Congressional Republicans like House Majority Leader Tom DeLay say they acted to save Terri Schiavo's life. "All I know is Terri is alive, and this judge in Florida wants to pull her feeding tube and let her starve for two weeks. That is barbaric," he said.

However, the order was reinstated by a Florida Judge who has ruled consistently in favor of Terri Schiavo's husband Michael, who has been seeking to remove his wife's feeding tube for more than a decade.

The Florida woman has been in what doctors call a persistent vegetative state for 15 years after her heart temporarily stopped beating, possibly due to an eating disorder.

Terri Schiavo's husband and her parents have been fighting each other in Florida courts about whether she should be kept alive. Terri Schiavo's parents say their daughter's changing facial expressions are not involuntary, as medical experts say, but evidence of cognition and even emotion.

Kenneth Goodman who is the director of the Bioethics program at the University of Miami has followed the case closely. He says such reactions from close relatives in end-of-life cases are not unusual, but medical experts who have examined Terri Shiavo say she will never regain consciousness.

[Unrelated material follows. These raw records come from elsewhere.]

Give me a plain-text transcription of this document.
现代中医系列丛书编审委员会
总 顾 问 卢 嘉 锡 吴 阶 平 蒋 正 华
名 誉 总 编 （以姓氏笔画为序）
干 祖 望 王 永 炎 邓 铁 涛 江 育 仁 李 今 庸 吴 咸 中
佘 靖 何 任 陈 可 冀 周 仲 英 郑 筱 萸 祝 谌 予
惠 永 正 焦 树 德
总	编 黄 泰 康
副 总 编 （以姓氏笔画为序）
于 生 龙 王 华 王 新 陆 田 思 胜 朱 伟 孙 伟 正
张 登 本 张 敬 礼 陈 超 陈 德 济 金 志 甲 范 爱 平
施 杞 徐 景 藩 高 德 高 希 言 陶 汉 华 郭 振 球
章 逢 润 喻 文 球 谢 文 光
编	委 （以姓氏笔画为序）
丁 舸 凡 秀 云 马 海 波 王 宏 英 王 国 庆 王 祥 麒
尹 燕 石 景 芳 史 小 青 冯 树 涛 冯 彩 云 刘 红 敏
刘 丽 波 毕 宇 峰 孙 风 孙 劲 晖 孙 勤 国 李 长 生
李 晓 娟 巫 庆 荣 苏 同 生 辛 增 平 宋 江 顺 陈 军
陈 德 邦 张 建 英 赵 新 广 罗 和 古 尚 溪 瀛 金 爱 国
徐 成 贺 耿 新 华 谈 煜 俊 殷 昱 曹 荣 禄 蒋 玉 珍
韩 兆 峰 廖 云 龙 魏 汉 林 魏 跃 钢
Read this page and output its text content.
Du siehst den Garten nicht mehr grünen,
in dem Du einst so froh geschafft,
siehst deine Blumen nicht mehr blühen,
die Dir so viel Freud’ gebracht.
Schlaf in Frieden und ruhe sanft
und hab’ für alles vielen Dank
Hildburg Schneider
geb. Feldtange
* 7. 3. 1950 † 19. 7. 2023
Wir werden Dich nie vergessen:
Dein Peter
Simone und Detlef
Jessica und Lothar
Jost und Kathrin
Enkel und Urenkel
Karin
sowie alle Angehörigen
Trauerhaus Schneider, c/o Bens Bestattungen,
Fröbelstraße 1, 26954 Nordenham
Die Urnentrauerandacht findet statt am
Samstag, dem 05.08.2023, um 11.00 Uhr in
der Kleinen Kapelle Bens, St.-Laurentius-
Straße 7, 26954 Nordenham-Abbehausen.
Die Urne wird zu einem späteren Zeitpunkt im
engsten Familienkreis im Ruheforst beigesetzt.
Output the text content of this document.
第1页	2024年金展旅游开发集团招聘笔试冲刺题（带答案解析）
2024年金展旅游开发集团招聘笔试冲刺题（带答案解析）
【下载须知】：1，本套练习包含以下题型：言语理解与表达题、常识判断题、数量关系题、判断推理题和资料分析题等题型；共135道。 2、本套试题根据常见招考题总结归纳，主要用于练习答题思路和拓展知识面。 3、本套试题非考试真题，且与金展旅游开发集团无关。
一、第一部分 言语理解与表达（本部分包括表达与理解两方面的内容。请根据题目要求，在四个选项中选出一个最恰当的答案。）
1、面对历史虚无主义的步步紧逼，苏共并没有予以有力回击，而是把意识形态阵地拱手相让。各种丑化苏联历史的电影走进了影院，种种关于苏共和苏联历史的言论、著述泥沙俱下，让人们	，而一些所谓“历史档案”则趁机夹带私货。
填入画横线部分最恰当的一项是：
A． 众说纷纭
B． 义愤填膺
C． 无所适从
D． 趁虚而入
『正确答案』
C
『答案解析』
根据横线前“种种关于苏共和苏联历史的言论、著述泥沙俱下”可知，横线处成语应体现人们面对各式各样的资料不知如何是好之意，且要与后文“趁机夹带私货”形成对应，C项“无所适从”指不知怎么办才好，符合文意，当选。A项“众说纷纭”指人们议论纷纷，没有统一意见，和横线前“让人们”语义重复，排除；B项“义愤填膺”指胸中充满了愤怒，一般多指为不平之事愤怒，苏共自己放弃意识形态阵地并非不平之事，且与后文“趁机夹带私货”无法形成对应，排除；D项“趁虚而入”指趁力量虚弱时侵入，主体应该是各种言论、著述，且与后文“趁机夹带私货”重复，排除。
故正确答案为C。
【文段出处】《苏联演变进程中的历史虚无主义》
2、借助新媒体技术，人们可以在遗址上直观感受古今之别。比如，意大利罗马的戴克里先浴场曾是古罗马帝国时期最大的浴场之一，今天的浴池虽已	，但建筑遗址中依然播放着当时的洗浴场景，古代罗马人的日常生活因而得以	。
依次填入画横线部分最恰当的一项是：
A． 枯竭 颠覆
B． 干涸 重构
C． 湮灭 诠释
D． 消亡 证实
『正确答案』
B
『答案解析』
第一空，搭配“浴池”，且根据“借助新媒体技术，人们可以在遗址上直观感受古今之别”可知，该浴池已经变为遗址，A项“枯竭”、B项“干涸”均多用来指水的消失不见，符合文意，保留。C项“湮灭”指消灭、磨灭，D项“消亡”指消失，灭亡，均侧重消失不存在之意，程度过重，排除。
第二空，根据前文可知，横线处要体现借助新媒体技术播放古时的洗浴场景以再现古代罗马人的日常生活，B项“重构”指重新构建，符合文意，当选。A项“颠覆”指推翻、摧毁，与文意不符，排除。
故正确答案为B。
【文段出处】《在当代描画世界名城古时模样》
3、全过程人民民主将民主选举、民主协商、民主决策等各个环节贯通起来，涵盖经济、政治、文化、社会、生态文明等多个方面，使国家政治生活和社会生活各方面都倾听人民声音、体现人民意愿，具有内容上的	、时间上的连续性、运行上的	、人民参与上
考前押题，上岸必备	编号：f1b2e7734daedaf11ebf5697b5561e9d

"There is no cognition in this poor woman,” he said. “There is nothing going on in her poor head. It is a tragedy and it has torn a family apart but the medical facts are not in dispute among credible physicians. She is in a persistent vegetative state. The fact of the matter is that her cerebral cortex is full of spinal fluid. She is incapable of experiencing or thinking anything."

Nearly two years ago, after a court ruled that Mr. Schiavo had the legal right to remove his wife's feeding tube, Florida's legislature passed an emergency measure allowing Florida's Governor, Jeb Bush, to intervene in the case. Mr. Bush, a staunch supporter of Terri Schiavo's parents, ordered that she be kept alive.

However, Florida's Supreme Court ruled against the governor, and the U.S. Supreme Court declined to hear the case, clearing the way for Michael Schiavo to remove the feeding tube. Kenneth Goodman of the University of Miami says the case, and its seemingly never-ending appeals has now become a political issue.

"I do not think the country has seen anything this extraordinary,” he added. “This is in the realm of health care, the most litigated case ever. This case has bounced up and back through the courts over a long period of time. The worst thing about it is that it is driven by distinctive facts of a family dispute and a bunch of partisans who have managed to push all the right buttons."

Mr. Goodman says the practice of people being able to refuse medical treatment through their spouse, something he says has been a long-accepted practice in the United States, is now being called into question, and even challenged in U.S. courts.

Experts say without her feeding tube it could take a week, or longer for Terri Schiavo to die. Florida politicians and Congressional supporters of her parents have vowed in coming days to enact emergency legislation, and file appeals in Federal Courts to have Terri Schiavo's feeding tube reinstated before she dies.